IEEE Trans Neural Netw Learn Syst. 2015 Oct;26(10):2464-76. doi: 10.1109/TNNLS.2014.2387313. Epub 2015 Jan 21.
Traditional online kernel learning analysis assumes independently identically distributed (i.i.d.) about the training sequence. Recent studies reveal that when the loss function is smooth and strongly convex, given T i.i.d. training instances, a constant sampling complexity of random Fourier features is sufficient to ensure O(logT/T) convergence rate of excess risk, which is optimal in online kernel learning up to a logT factor. However, the i.i.d. hypothesis is too strong in practice, which greatly impairs their value. In this paper, we study the sampling complexity of random Fourier features in online kernel learning under non-i.i.d. assumptions. We prove that the sampling complexity under non-i.i.d. settings is also constant, but the convergence rate of excess risk is O(logT/T+ ϕ) , where ϕ is the mixing coefficient measuring the extent of non-i.i.d. of training sequence. We conduct experiments both on artificial and real large-scale data sets to verify our theories.

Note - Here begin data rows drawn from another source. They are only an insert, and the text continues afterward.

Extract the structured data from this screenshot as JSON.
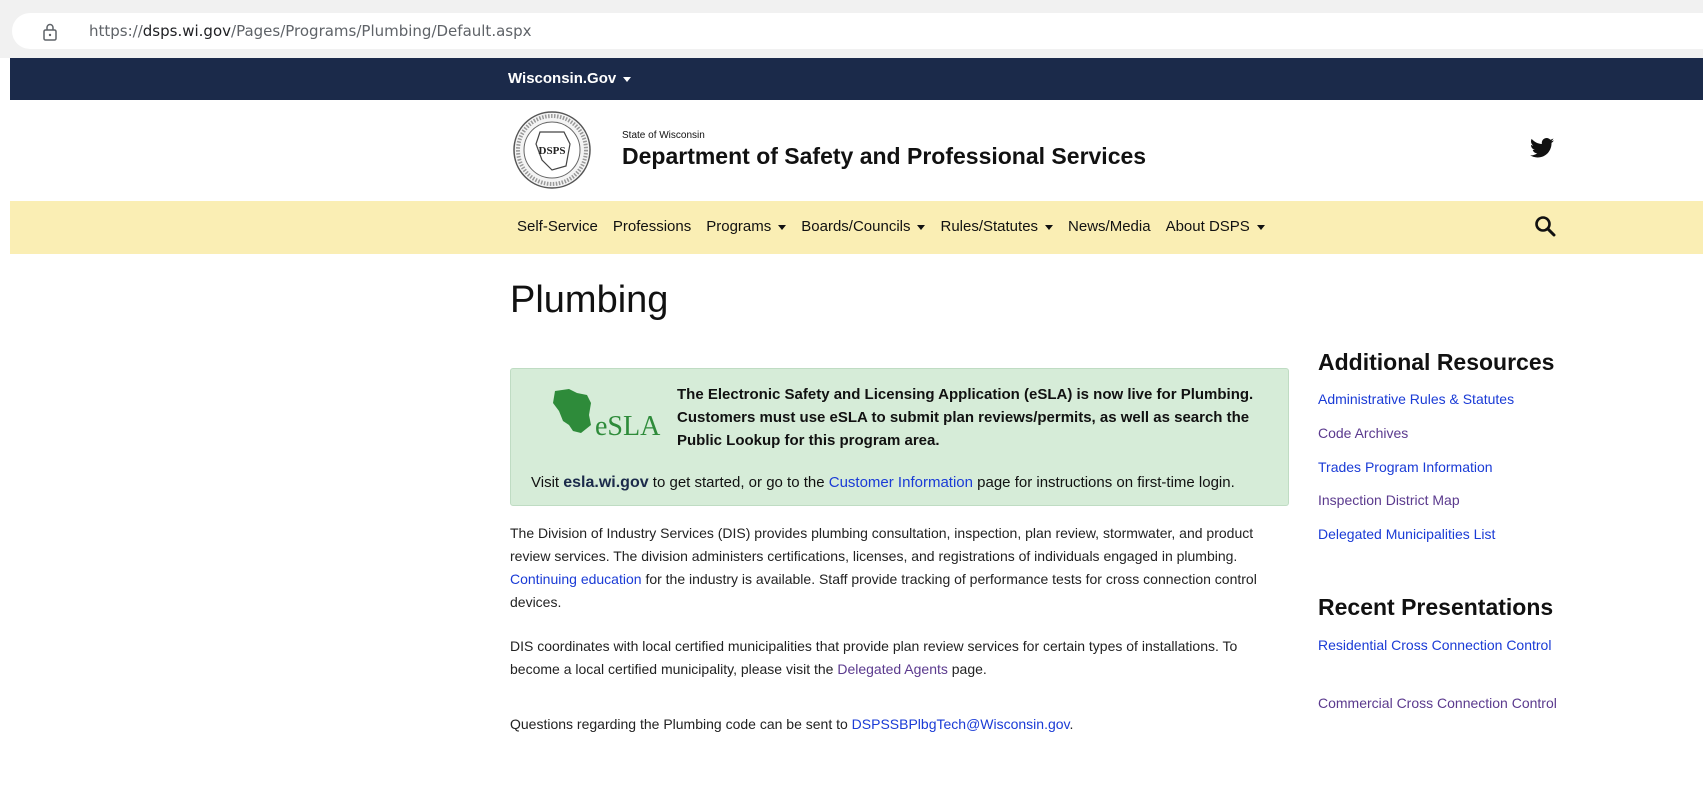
{
  "browser": {
    "url_prefix": "https://",
    "url_domain": "dsps.wi.gov",
    "url_path": "/Pages/Programs/Plumbing/Default.aspx"
  },
  "govbar": {
    "label": "Wisconsin.Gov"
  },
  "header": {
    "state": "State of Wisconsin",
    "department": "Department of Safety and Professional Services",
    "seal_text": "DSPS"
  },
  "nav": {
    "items": [
      {
        "label": "Self-Service",
        "dropdown": false
      },
      {
        "label": "Professions",
        "dropdown": false
      },
      {
        "label": "Programs",
        "dropdown": true
      },
      {
        "label": "Boards/Councils",
        "dropdown": true
      },
      {
        "label": "Rules/Statutes",
        "dropdown": true
      },
      {
        "label": "News/Media",
        "dropdown": false
      },
      {
        "label": "About DSPS",
        "dropdown": true
      }
    ]
  },
  "page": {
    "title": "Plumbing"
  },
  "esla": {
    "logo_text": "eSLA",
    "announcement": "The Electronic Safety and Licensing Application (eSLA) is now live for Plumbing. Customers must use eSLA to submit plan reviews/permits, as well as search the Public Lookup for this program area.",
    "visit_prefix": "Visit",
    "site": "esla.wi.gov",
    "visit_middle": "to get started, or go to the",
    "customer_link": "Customer Information",
    "visit_suffix": "page for instructions on first-time login."
  },
  "body": {
    "p1_a": "The Division of Industry Services (DIS) provides plumbing consultation, inspection, plan review, stormwater, and product review services. The division administers certifications, licenses, and registrations of individuals engaged in plumbing.",
    "p1_link": "Continuing education",
    "p1_b": "for the industry is available. Staff provide tracking of performance tests for cross connection control devices.",
    "p2_a": "DIS coordinates with local certified municipalities that provide plan review services for certain types of installations. To become a local certified municipality, please visit the",
    "p2_link": "Delegated Agents",
    "p2_b": "page.",
    "p3_a": "Questions regarding the Plumbing code can be sent to",
    "p3_link": "DSPSSBPlbgTech@Wisconsin.gov",
    "p3_b": "."
  },
  "sidebar": {
    "additional_title": "Additional Resources",
    "additional_links": [
      "Administrative Rules & Statutes",
      "Code Archives",
      "Trades Program Information",
      "Inspection District Map",
      "Delegated Municipalities List"
    ],
    "presentations_title": "Recent Presentations",
    "presentation_links": [
      "Residential Cross Connection Control",
      "Commercial Cross Connection Control"
    ]
  },
  "colors": {
    "gov_bar": "#1b2a4a",
    "nav_bg": "#faeeb4",
    "esla_bg": "#d6ecd8",
    "link": "#1a3bd6",
    "visited_link": "#5b3a8e"
  }
}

传统的在线核学习分析假设训练序列是独立同分布的(i.i.d.)。最近的研究表明,当损失函数是平滑且强凸的时,对于 T 个独立同分布的训练实例,随机傅里叶特征的固定采样复杂度足以保证过剩风险的 O(logT/T)收敛率,这在在线核学习中是最优的,至多有一个 logT 因子的差距。然而,在实践中,独立同分布的假设过于严格,这极大地降低了它的价值。在本文中,我们研究了在线核学习中非独立同分布假设下随机傅里叶特征的采样复杂度。我们证明了在非独立同分布设置下的采样复杂度也是固定的,但过剩风险的收敛率是 O(logT/T+ ϕ),其中 ϕ 是衡量训练序列非独立同分布程度的混合系数。我们在人工和真实的大规模数据集上进行了实验,以验证我们的理论。